The sometimes expressionistic, figurative, and abstract paintings are showcased in form of a sequence of events from the time he leaves Brussels he boards the plane, makes a stopover in Dar-es -Salaam, lands in Kampala, loves Kampala but feels home sick, makes the trip back home.
The composition of each image depends on the subject matter.
In painting ‘Brussels in the Morning’, the artist paints a snowy landscape of the city he is leaving. There’s no sign of life save for a man clasping a blue umbrella under a foggy skyline- possibly a metaphor of hope in such bad weather- and a cluster of green trees. In the painting, ‘A lone in the African City’, the artist divides his canvas into two. On one side he uses dubs of warm colours like green, yellow and red to evoke the mood and atmosphere in Kampala. On the other side, he paints a grey and white canvas with patches of yellow, black and red. This symbolises his ambivalence about Kampala.
“When I arrived in Kampala, I felt I missed home. But after a couple of days I feel I am getting used to the place and I love it,” says Yves.
The intensity in the towering artist’s look captures his keenness on aenture and experimentation. He experiments with surrealist techniques in the fashion of renowned 20th century Belgian artist Rene Magritte. The artist famed for his idiosyncratic approach to surrealism created images juxtaposed with light and darkness resulting often into a powerful paradox.

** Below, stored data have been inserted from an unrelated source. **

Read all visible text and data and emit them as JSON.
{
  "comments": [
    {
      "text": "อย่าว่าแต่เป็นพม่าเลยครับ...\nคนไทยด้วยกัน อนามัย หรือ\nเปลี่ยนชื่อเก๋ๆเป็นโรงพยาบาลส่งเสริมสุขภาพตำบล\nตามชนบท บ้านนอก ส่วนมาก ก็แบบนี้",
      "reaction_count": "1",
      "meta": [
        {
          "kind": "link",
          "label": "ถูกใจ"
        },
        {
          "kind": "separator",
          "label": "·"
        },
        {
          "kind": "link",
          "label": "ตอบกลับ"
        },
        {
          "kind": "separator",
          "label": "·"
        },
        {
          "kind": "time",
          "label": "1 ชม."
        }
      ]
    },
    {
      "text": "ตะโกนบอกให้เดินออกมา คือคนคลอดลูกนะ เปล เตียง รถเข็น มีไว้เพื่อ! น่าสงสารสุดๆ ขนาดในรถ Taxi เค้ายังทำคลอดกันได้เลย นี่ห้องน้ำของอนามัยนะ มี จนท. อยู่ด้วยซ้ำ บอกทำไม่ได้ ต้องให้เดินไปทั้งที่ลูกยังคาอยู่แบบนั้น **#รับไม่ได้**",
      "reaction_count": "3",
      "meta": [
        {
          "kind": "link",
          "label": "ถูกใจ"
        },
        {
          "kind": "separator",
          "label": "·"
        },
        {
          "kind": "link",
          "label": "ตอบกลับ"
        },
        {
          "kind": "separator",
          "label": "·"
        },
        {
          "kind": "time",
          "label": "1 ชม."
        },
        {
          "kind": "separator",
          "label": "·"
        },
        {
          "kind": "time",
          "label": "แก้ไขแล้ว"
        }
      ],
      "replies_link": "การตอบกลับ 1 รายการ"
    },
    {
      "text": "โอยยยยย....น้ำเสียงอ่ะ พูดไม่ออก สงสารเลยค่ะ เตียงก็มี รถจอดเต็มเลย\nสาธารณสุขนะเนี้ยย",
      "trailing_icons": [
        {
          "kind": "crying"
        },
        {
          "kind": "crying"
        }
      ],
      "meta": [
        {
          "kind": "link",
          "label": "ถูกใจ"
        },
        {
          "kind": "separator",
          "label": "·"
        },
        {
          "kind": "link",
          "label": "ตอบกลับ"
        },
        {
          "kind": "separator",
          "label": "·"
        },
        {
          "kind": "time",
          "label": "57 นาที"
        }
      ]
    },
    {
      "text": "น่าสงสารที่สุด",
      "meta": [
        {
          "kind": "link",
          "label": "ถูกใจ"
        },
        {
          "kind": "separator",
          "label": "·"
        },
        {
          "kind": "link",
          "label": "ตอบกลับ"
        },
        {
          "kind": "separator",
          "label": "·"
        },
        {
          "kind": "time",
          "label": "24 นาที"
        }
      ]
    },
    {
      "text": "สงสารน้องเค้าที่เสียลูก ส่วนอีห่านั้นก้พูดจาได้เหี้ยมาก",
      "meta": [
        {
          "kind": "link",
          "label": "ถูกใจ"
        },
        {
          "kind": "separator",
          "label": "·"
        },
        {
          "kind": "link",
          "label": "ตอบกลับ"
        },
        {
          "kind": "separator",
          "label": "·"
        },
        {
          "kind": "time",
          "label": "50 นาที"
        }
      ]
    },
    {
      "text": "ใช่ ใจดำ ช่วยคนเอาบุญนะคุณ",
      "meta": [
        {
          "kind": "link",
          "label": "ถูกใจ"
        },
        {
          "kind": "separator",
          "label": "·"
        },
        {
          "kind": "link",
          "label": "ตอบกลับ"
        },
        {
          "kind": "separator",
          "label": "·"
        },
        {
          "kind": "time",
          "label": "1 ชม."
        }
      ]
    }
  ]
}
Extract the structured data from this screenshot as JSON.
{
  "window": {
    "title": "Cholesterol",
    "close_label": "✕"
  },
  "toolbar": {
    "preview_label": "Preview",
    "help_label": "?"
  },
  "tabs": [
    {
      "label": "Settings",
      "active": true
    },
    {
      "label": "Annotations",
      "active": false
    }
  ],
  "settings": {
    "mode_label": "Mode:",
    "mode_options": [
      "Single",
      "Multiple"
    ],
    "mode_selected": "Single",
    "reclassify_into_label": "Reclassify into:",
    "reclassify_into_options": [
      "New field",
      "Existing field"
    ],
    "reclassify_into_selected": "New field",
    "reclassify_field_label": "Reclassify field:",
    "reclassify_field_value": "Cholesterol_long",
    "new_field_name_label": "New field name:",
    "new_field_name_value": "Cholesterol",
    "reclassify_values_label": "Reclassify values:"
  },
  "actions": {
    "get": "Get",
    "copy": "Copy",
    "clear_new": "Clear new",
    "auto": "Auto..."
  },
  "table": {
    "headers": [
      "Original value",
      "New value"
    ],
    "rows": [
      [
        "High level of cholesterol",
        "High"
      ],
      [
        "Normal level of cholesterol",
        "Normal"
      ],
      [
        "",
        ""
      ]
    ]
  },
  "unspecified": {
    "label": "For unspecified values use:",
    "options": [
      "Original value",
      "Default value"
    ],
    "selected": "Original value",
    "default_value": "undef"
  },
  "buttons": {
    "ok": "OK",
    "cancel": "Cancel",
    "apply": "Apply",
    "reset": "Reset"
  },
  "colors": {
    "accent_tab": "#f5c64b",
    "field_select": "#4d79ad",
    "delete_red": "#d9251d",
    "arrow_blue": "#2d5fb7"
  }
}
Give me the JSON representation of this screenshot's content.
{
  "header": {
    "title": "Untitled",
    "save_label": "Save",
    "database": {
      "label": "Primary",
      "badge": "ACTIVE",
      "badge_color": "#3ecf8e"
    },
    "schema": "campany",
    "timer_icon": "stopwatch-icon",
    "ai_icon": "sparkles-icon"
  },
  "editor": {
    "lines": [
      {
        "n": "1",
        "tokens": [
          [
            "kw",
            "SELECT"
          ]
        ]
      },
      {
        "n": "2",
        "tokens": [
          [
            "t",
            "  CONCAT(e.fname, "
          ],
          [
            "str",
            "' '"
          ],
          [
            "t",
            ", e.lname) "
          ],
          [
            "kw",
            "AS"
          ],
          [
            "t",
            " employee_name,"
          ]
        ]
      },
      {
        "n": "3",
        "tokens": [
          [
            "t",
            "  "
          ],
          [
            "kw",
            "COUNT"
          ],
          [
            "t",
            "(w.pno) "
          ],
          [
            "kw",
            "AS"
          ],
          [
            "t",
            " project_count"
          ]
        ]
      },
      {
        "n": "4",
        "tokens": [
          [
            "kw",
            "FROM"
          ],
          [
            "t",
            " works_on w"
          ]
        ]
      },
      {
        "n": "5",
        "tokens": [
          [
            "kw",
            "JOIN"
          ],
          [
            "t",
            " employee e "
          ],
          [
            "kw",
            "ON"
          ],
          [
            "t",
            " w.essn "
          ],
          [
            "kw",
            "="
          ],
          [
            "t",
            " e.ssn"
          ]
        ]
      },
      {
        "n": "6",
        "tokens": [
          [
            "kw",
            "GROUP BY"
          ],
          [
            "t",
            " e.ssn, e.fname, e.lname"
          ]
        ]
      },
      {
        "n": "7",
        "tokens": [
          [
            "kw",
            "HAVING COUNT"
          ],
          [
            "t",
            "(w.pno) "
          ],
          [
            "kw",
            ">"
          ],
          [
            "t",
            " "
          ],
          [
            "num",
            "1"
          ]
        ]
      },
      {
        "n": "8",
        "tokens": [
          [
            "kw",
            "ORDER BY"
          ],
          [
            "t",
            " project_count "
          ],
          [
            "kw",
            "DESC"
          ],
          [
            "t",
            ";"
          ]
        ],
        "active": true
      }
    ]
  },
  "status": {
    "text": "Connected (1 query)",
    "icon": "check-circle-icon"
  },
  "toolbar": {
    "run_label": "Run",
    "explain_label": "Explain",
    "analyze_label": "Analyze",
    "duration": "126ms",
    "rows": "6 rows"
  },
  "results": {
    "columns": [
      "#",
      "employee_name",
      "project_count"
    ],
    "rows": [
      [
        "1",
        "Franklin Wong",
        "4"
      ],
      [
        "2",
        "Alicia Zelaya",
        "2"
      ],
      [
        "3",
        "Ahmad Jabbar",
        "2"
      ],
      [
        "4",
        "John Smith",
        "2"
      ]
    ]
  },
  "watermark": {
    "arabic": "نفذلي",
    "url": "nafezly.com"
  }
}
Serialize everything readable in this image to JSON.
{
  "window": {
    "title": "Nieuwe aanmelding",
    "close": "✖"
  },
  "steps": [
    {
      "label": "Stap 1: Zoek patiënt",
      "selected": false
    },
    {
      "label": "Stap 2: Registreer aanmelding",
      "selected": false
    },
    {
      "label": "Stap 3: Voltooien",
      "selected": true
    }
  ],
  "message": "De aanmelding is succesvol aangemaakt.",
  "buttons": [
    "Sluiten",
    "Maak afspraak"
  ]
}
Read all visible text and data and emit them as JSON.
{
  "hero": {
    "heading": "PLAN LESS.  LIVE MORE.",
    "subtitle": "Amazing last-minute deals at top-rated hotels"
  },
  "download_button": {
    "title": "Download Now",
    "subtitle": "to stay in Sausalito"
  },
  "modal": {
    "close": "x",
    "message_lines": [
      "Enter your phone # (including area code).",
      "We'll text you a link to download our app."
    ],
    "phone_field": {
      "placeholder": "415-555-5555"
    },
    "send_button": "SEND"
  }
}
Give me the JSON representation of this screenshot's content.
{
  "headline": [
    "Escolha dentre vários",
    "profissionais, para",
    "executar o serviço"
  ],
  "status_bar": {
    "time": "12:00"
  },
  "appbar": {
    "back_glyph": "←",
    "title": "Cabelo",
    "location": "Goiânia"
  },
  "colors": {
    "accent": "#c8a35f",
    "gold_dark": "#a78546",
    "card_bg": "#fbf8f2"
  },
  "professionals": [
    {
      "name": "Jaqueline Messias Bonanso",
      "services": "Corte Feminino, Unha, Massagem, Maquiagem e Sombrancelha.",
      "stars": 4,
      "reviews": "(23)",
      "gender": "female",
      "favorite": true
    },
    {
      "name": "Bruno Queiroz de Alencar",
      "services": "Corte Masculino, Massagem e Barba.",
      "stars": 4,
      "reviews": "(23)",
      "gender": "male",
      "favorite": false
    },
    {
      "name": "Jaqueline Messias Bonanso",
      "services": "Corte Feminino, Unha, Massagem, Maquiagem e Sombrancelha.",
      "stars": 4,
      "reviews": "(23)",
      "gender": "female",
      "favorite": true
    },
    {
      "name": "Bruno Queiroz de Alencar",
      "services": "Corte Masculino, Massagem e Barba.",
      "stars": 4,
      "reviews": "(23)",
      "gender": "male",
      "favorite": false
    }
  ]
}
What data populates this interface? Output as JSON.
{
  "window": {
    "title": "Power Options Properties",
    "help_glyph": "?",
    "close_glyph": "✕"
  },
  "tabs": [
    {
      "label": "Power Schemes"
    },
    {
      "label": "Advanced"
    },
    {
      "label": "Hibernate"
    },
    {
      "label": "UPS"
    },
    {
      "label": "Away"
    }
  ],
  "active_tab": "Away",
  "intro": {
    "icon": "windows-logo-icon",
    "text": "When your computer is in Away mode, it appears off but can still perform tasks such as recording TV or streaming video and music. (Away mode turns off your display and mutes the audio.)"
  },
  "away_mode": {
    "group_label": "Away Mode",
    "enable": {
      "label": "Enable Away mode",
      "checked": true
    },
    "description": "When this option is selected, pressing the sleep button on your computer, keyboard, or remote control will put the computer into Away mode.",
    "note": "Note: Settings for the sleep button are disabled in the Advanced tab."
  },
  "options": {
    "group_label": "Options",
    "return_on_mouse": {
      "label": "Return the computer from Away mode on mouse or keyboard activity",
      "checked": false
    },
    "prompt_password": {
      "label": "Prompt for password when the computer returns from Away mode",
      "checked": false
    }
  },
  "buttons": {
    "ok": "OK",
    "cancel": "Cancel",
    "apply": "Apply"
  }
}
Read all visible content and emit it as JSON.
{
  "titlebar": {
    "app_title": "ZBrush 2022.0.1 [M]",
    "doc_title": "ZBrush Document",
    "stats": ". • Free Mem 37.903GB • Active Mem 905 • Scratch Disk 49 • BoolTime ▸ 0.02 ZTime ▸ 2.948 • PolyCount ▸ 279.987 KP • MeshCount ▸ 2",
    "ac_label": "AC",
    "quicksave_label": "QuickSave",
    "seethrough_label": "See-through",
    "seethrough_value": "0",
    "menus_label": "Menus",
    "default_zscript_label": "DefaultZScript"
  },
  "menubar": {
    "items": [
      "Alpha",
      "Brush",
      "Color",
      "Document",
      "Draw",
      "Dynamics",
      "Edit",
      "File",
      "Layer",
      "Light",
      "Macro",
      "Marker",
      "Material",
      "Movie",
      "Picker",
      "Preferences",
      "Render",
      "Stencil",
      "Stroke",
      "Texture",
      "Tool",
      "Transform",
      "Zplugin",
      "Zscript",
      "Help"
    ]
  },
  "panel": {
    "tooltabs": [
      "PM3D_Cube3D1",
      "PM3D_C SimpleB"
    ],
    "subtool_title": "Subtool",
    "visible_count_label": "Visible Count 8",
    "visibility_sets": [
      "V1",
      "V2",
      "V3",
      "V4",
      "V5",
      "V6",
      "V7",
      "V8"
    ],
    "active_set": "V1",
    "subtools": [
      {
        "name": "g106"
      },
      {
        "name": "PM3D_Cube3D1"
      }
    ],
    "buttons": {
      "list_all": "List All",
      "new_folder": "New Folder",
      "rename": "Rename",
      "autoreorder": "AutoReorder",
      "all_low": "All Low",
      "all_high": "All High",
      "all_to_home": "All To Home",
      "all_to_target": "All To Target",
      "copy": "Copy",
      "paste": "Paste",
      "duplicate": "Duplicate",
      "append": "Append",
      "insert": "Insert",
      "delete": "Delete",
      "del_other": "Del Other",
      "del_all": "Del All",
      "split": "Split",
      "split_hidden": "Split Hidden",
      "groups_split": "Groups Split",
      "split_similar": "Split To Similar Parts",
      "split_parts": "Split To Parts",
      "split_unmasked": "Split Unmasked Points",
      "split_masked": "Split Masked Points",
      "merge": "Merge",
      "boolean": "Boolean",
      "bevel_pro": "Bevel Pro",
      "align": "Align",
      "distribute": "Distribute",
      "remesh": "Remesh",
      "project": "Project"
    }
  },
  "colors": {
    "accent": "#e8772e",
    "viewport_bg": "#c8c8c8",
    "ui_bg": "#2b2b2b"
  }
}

Yves’ painting, ‘Returning to Brussels’ in the exhibit at AKA, is much familiar with Rene’s painting, ‘Empire of Light’, where the artist’s composition is a small apartment on a sombre street. In the bottom half of the painting, dusk has fallen and a street lamp glows peacefully and yet above, is a blue sky creating an impression it’s sunny.
In comparison, both paintings, the later and former, create an unsettling feeling in the viewer a sort of discourse between the artist, the painting, and the viewer.
Another interesting element about Yves’ work is it bringing to the fore- objectively- the challenges of a globalised society we live in. A critical appreciation of these six paintings reveals that the artist is documenting issues like global warming depicted by his paintings of snowy landscapes with minimal vegetation, the rural-urban migration and pollution visible in the two paintings, Urban Folly and Kampala traffic, and isolation and seclusion a typical feeling for many people migrating to new territories in post- modernist society.
An exhibit of this type brings to mind how important it is to have a good story and tell it in the simplest manner. Instead of complicating everything by exhibiting 20 or so paintings in order to relay his message, as other artists sometimes do, Yves uses six paintings. Would one painting have been enough?